The Fitness Zone
So you’re interested in a career in fitness, but not sure whether teaching group exercise or being a Personal Trainer would suit you better? Mickie du Boulay, Australian Institute of Fitness NSW Fitness Guest Coach gives some insight.
“And get ready for double time... In 4, 3, 2, 1...” Yes, Group Exercise Instructors probably look like they are totally in the moment and having a great time (and we usually are), but believe me when I tell you that before we even show up at the gym, we spend hours compiling the perfect playlist, attending workshops to get the latest choreography and rehearsing in front of the mirror before that all important performance, known as your fitness class.
Then there is the necessary meticulous attention to one’s appearance; only the latest gear and not a bra strap out of place will do, in preparation for all of those eyes that will soon be focused on YOU. Sounds like a lot of pressure? It is, but it is also the BIGGEST BUZZ, the most fun and a fabulous way of keeping fit.
Not that it is all about you and your workout, in fact, what makes a really great Group Exercise Instructor is the understanding that we are there to provide safe, effective exercise and a motivating experience for our class participants, not merely entertainment. Sure, the job definitely attracts the sort of person who has a bit of a stage persona, but if the opportunity to properly educate and inspire people to enjoy exercise is what you are all about, then this could be the job for you.
No, it isn’t all about grapevines. There are so many types of programs you could choose to teach, depending on what types of exercise you most enjoy, from High Energy to Mind and Body, from highly choreographed to zero choreography.
The thing to remember that what your participants expect from you is ENERGY and CONFIDENCE. They want to follow you and no matter how many classes you may have already taught that day, to the participant their class is all that matters, so even if your legs are still aching from the last class, be prepared to dazzle and smile like it was the first class of the day. “Oh what a feeling”!
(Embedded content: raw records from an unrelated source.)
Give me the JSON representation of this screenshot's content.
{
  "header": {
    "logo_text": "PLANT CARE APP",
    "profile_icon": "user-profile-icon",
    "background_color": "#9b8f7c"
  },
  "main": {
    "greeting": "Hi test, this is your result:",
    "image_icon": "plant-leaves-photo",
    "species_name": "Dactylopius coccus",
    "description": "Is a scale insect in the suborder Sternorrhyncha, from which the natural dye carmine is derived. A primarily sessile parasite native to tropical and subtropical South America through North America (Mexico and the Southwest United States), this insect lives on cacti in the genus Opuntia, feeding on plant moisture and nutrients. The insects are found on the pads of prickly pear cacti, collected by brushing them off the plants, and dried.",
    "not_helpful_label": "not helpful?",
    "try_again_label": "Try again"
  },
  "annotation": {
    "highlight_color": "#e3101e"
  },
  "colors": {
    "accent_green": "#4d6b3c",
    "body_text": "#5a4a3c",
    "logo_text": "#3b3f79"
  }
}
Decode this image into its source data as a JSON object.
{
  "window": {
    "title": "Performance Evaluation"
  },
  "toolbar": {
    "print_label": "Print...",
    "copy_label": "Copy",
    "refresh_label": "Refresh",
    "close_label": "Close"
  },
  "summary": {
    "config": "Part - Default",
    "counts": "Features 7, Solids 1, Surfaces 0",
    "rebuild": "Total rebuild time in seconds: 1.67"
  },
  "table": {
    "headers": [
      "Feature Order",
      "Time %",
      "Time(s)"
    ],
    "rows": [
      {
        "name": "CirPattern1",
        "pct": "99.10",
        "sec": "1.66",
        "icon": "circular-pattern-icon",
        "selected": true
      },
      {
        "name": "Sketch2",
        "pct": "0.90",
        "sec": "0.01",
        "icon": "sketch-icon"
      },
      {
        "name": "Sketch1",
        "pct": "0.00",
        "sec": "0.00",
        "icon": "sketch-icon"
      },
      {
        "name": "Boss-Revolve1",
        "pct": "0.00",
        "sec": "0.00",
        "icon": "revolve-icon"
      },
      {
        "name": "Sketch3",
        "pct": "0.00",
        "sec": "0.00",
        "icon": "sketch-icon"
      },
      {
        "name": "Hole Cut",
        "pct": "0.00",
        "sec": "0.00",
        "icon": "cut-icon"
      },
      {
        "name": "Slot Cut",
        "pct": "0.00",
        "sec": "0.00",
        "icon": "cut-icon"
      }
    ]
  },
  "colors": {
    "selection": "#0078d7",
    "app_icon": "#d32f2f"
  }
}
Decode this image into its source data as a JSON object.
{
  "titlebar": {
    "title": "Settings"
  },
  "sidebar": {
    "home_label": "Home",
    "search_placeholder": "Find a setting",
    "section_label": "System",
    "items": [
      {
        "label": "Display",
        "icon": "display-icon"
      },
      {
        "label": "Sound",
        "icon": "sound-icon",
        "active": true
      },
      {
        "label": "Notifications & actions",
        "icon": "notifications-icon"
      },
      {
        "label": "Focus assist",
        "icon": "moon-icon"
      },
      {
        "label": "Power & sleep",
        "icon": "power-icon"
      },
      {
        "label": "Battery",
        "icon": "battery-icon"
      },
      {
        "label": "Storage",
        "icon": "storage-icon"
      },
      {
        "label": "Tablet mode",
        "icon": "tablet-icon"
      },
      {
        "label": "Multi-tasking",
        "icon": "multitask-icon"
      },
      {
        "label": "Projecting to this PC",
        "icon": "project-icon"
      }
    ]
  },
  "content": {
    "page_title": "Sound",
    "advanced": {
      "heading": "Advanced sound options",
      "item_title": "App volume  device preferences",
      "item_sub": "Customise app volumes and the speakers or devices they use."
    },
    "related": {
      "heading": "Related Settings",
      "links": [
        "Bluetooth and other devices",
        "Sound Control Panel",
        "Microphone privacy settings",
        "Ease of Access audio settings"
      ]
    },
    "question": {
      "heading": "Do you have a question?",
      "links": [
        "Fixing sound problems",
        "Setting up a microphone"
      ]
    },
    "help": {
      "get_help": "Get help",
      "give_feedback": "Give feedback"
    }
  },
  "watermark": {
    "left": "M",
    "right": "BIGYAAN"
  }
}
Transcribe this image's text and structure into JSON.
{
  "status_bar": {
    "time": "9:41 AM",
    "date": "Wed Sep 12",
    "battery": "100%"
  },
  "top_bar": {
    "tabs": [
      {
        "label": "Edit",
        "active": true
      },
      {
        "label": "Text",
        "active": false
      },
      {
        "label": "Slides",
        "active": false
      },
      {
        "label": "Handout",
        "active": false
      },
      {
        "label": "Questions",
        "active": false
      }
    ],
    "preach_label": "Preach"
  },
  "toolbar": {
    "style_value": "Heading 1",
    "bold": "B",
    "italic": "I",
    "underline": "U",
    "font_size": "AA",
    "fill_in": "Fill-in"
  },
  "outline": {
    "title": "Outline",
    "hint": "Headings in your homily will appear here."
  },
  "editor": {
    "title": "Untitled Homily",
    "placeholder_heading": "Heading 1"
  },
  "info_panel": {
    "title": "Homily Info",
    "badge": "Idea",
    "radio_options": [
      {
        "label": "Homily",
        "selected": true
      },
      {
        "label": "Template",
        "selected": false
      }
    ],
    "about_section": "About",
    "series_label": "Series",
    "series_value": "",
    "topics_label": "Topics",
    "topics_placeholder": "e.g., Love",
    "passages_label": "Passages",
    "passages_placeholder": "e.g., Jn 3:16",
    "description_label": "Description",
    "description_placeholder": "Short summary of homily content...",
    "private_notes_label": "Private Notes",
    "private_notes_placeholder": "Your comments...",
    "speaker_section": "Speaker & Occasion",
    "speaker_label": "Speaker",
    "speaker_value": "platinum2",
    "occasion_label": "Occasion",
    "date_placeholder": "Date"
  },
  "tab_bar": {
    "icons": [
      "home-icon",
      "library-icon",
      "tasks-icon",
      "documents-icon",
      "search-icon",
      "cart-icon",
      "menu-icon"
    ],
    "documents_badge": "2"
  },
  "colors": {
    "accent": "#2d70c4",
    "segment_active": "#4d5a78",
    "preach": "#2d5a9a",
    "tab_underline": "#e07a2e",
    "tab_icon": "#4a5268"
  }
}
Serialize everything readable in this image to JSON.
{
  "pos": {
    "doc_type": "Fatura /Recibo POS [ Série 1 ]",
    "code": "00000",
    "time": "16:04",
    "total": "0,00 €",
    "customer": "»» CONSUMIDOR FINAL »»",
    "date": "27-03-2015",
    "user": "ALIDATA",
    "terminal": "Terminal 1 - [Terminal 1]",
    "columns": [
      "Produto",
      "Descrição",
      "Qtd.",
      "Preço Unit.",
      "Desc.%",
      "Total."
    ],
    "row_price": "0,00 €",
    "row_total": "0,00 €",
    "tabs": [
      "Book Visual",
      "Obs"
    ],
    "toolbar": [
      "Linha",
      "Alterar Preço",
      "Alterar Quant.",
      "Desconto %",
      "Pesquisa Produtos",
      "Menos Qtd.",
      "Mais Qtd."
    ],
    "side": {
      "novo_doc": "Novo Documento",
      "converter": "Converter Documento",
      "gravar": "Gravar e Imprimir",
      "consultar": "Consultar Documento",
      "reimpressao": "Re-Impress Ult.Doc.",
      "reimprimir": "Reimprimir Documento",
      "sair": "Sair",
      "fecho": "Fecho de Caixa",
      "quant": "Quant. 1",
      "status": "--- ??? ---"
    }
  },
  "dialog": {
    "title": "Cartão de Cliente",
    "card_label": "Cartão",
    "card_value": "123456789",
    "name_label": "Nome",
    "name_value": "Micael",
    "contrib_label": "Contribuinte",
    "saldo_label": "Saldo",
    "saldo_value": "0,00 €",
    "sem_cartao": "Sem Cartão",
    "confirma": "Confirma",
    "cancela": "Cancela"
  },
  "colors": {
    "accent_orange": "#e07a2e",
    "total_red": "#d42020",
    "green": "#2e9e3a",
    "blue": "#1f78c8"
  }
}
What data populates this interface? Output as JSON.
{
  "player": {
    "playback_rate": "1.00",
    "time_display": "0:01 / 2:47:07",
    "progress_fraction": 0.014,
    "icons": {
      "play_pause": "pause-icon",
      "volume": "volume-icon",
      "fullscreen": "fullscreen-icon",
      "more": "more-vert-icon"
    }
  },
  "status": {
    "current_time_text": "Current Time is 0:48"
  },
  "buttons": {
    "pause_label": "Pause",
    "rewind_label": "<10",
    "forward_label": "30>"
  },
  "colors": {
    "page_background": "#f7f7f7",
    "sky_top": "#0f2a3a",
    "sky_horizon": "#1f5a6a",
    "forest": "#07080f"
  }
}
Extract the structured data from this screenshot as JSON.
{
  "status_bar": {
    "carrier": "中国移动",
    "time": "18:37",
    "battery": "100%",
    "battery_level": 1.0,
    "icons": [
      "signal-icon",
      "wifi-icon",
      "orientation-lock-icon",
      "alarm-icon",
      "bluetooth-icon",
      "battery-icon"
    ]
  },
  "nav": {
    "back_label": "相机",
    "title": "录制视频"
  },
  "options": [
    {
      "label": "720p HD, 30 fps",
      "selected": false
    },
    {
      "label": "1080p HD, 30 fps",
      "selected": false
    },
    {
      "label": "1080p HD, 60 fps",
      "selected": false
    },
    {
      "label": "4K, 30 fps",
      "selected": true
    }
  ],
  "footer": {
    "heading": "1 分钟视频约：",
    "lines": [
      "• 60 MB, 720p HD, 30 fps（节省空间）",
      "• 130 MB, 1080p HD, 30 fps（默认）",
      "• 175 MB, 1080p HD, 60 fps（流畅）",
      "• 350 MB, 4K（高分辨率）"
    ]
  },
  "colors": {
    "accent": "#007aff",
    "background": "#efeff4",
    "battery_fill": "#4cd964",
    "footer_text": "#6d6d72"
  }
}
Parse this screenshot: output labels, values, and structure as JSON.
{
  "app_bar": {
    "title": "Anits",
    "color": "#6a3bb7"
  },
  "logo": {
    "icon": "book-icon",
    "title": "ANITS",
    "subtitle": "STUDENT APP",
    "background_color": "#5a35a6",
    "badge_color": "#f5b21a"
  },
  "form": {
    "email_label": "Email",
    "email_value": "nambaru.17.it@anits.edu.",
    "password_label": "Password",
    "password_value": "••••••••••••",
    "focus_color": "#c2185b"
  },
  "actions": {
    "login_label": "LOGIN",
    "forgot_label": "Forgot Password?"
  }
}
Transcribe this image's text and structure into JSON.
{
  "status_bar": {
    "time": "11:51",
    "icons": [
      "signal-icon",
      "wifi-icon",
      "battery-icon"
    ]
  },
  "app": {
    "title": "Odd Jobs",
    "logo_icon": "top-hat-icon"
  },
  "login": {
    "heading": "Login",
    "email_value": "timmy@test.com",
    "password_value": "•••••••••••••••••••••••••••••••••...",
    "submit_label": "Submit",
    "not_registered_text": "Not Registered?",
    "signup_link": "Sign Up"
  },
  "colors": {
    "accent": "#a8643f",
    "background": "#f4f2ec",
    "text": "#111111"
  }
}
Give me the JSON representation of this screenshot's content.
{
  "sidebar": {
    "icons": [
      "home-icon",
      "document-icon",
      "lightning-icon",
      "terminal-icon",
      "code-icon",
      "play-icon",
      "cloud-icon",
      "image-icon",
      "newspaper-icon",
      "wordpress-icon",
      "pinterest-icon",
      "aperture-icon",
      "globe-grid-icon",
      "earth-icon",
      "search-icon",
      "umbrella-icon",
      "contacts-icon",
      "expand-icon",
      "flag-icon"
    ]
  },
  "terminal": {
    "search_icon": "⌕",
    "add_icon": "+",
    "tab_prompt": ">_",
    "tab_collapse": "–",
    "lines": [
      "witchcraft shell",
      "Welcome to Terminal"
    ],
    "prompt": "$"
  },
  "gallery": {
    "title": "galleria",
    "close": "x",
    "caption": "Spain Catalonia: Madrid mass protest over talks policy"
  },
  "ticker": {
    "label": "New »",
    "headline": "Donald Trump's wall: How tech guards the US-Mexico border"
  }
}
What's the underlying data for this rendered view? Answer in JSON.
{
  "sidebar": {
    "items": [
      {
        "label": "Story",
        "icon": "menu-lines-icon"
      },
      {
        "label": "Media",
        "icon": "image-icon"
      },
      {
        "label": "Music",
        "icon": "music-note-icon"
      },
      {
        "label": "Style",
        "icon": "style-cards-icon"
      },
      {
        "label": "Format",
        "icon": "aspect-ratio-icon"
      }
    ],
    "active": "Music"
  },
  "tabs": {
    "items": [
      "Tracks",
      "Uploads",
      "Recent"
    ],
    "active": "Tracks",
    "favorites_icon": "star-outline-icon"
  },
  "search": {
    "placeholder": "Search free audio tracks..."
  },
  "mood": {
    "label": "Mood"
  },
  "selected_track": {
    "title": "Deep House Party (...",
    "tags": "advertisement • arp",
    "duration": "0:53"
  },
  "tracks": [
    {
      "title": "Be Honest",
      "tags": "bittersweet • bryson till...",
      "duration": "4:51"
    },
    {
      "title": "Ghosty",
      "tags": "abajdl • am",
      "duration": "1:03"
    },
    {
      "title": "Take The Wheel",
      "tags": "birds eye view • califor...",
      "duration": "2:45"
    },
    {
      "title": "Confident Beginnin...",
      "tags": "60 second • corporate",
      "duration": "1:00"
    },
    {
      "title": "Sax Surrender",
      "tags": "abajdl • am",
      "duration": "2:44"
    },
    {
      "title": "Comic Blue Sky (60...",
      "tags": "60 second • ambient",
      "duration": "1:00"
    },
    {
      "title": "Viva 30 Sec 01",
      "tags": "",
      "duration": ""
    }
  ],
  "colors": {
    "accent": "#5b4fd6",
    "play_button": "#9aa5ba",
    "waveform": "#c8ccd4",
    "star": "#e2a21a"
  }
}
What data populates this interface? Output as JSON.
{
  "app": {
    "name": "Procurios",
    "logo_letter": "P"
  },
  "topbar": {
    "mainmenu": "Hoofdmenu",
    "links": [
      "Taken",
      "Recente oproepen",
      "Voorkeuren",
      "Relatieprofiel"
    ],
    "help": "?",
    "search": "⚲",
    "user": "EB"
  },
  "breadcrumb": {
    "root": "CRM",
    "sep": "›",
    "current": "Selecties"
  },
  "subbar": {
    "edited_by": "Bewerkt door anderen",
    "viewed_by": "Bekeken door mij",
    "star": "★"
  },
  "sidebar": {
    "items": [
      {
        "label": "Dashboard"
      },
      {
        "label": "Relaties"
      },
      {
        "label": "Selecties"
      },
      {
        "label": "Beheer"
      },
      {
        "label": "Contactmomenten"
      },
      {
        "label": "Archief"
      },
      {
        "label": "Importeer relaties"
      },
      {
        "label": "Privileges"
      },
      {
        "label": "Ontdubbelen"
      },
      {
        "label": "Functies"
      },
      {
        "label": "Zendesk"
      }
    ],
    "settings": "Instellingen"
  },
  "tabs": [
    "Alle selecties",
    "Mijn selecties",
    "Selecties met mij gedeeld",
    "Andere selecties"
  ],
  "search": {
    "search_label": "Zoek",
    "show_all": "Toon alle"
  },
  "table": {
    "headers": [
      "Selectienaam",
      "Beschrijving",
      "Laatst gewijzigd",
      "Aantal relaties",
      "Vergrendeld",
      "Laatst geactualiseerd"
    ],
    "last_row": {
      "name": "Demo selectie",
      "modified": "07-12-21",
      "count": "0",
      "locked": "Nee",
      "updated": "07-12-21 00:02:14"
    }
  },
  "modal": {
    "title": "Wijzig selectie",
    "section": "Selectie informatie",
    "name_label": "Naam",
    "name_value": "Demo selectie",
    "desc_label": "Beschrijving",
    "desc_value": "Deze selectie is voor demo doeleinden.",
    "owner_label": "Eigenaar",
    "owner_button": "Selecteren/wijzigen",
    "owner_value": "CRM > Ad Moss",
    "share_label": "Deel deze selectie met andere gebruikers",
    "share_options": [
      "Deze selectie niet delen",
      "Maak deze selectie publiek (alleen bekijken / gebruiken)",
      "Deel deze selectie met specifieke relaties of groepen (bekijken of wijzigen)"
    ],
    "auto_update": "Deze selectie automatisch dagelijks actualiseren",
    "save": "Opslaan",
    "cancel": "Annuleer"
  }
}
Being a Personal Trainer is in many ways the same – you need to remain fresh from one session to the next and have a genuine desire to educate, inspire and help others, but the skill set is slightly different in that you now need to be able to get your client to perform for you, rather than you needing to perform for them, which is why inspiration is a huge part of a trainer's role.
You may be knowledgeable, skilled, and/or physically fit, but can you get into the mindset of other people and motivate them consistently to be the best version of themselves? Getting your client to finish those last few reps of a tough exercise is no easy feat. Not everyone responds well to a drill sergeant training style, while others hate to be coddled, so finding a balance of motivational skills that are unique to you and your clients is going to be vital to your success in this field.
Mixing it Up
It is of course entirely possible to be both a great Group Exercise Instructor and an awesome PT. Having worked in both roles alongside one another for many years, I have to say that I enjoy the variety and challenge of taking off one cap and putting on another. I love my personal training clients and the time I spend with them, but having to maintain the flow and performance of the group class is exciting and rewarding.
I see no reason to have to choose between these two incredible job roles when they are so easily combined. The most important thing is that the role feels natural to your particular personality type. Do you like being out in front of people or do you prefer to work in more of a private one on one setting? Perhaps, like me, you just love people and exercise in which case, the world is your oyster!